Last week, Dan Berlin reached the peak of Mount Kilimanjaro, completing his summit up the tallest mountain in Africa. The ascent was done almost entirely at night, to raise awareness for blind athletes—like Berlin.
Berlin, 46, has progressively lost his eyesight to cone and rod dystrophy, a degenerative condition that has impaired him since he was 7.
For most of his life, the disease didn’t affect his lifestyle much—he drove, played sports in high school, and read books—but after a driving accident in 2007, Berlin knew it was time to give up his license and make some changes.
The disease had caught up to him. But the Fort Collins, Colorado, resident wasn’t going to slow down.

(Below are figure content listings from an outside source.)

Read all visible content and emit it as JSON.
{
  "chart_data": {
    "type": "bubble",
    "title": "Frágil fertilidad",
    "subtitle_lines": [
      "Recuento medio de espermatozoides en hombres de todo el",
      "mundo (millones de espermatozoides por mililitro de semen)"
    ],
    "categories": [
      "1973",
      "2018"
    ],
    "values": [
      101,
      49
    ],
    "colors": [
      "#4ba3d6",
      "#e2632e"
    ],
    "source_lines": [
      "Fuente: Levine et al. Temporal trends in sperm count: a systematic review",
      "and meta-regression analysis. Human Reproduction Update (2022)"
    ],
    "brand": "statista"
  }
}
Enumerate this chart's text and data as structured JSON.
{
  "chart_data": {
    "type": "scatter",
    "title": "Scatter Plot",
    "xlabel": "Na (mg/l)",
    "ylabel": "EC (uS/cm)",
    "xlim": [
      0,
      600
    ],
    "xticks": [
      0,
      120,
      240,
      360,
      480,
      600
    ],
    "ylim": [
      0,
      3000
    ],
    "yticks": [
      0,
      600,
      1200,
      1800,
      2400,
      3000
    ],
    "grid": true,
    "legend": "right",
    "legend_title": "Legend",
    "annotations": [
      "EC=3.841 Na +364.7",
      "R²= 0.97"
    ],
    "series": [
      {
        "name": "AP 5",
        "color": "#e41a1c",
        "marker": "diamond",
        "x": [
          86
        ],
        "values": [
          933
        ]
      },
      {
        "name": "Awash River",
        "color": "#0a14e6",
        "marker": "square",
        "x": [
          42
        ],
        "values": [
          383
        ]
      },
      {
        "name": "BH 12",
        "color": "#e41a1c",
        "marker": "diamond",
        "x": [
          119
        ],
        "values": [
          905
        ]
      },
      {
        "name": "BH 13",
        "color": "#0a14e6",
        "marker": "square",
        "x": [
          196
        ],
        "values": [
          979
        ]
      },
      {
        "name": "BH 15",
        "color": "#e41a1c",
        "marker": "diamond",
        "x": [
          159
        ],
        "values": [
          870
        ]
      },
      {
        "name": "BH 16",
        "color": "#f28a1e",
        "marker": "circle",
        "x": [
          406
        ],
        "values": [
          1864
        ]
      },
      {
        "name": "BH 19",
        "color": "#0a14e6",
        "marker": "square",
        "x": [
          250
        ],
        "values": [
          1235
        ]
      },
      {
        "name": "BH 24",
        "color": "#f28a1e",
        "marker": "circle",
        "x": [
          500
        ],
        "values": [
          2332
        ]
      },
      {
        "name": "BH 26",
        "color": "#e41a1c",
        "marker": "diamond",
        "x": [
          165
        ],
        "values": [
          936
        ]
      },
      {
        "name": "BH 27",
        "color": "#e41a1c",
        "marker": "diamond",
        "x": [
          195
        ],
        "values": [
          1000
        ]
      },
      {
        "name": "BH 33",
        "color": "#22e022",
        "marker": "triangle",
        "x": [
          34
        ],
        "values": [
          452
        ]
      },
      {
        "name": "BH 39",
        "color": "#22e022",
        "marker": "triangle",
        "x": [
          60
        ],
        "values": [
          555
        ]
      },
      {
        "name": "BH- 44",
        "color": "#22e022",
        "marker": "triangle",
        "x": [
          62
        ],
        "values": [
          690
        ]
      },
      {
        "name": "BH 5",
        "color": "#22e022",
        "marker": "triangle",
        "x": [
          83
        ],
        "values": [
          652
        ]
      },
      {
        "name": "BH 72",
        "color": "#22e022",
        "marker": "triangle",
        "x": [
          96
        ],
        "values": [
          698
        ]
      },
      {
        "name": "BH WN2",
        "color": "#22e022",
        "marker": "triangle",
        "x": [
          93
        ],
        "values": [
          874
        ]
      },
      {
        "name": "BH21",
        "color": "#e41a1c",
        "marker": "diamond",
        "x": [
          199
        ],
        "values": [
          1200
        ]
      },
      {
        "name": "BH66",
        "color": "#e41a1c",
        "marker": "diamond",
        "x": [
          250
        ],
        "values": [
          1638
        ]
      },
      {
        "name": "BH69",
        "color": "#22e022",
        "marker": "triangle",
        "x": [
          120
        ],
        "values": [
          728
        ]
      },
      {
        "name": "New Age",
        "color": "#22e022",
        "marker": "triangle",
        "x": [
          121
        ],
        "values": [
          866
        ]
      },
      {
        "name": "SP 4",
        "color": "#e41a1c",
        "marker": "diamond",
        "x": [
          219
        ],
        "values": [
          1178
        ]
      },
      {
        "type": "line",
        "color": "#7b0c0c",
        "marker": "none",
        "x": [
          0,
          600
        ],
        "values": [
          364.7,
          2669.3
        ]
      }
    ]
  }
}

So he got a mobility cane and started running.
What started as a hobby that allowed him to reclaim independence quickly became an opportunity to inspire others.
Berlin (second from left in the photo above) started planning expeditions, and with a team of guides and trainers, claimed speed and ultra-distance records in some of the most remote and challenging terrains in the world.
In 2014, he became the first blind athlete to run the Grand Canyon rim-to-rim-to-rim—a 46-mile route that has proven arduous for even some of the most accomplished distance runners. Last year, he tackled the trail marathon through the Peruvian mountains to Machu Picchu.
For his 2016 mission, Berlin set out to summit one of the tallest mountains in the world—all 19,361 feet of it.
Berlin and his Team See Possibilities, which supports efforts around the world to support blind children, partnered with Intrepid Travel to make sure they met the appropriate safety guidelines for rapid ascent.
“Unlike our previous challenges, where the guides could rely on seeing the terrain accurately, in this trek we changed to a dual hiking pole technique,” Berlin says.
On the mountain, a trail guide held a hiking pole in each hand, and Berlin carried the other end in each of his hands. This allowed him to feel the ups and downs of the trail, he says.
But despite the tricky terrain and conditions—freezing temperatures, 50-mile per hour winds—Berlin and his team successfully made the climb in just 2.5 days, about half the time of a normal 5- to 6-day summit trek.
“It was an amazing experience in forcing the use of all our other senses to experience the mountain in an entirely new way,” Berlin says. “And trekking in the dark brought the entire team a deeper understanding of how to impact the world while not relying so much on what we see.”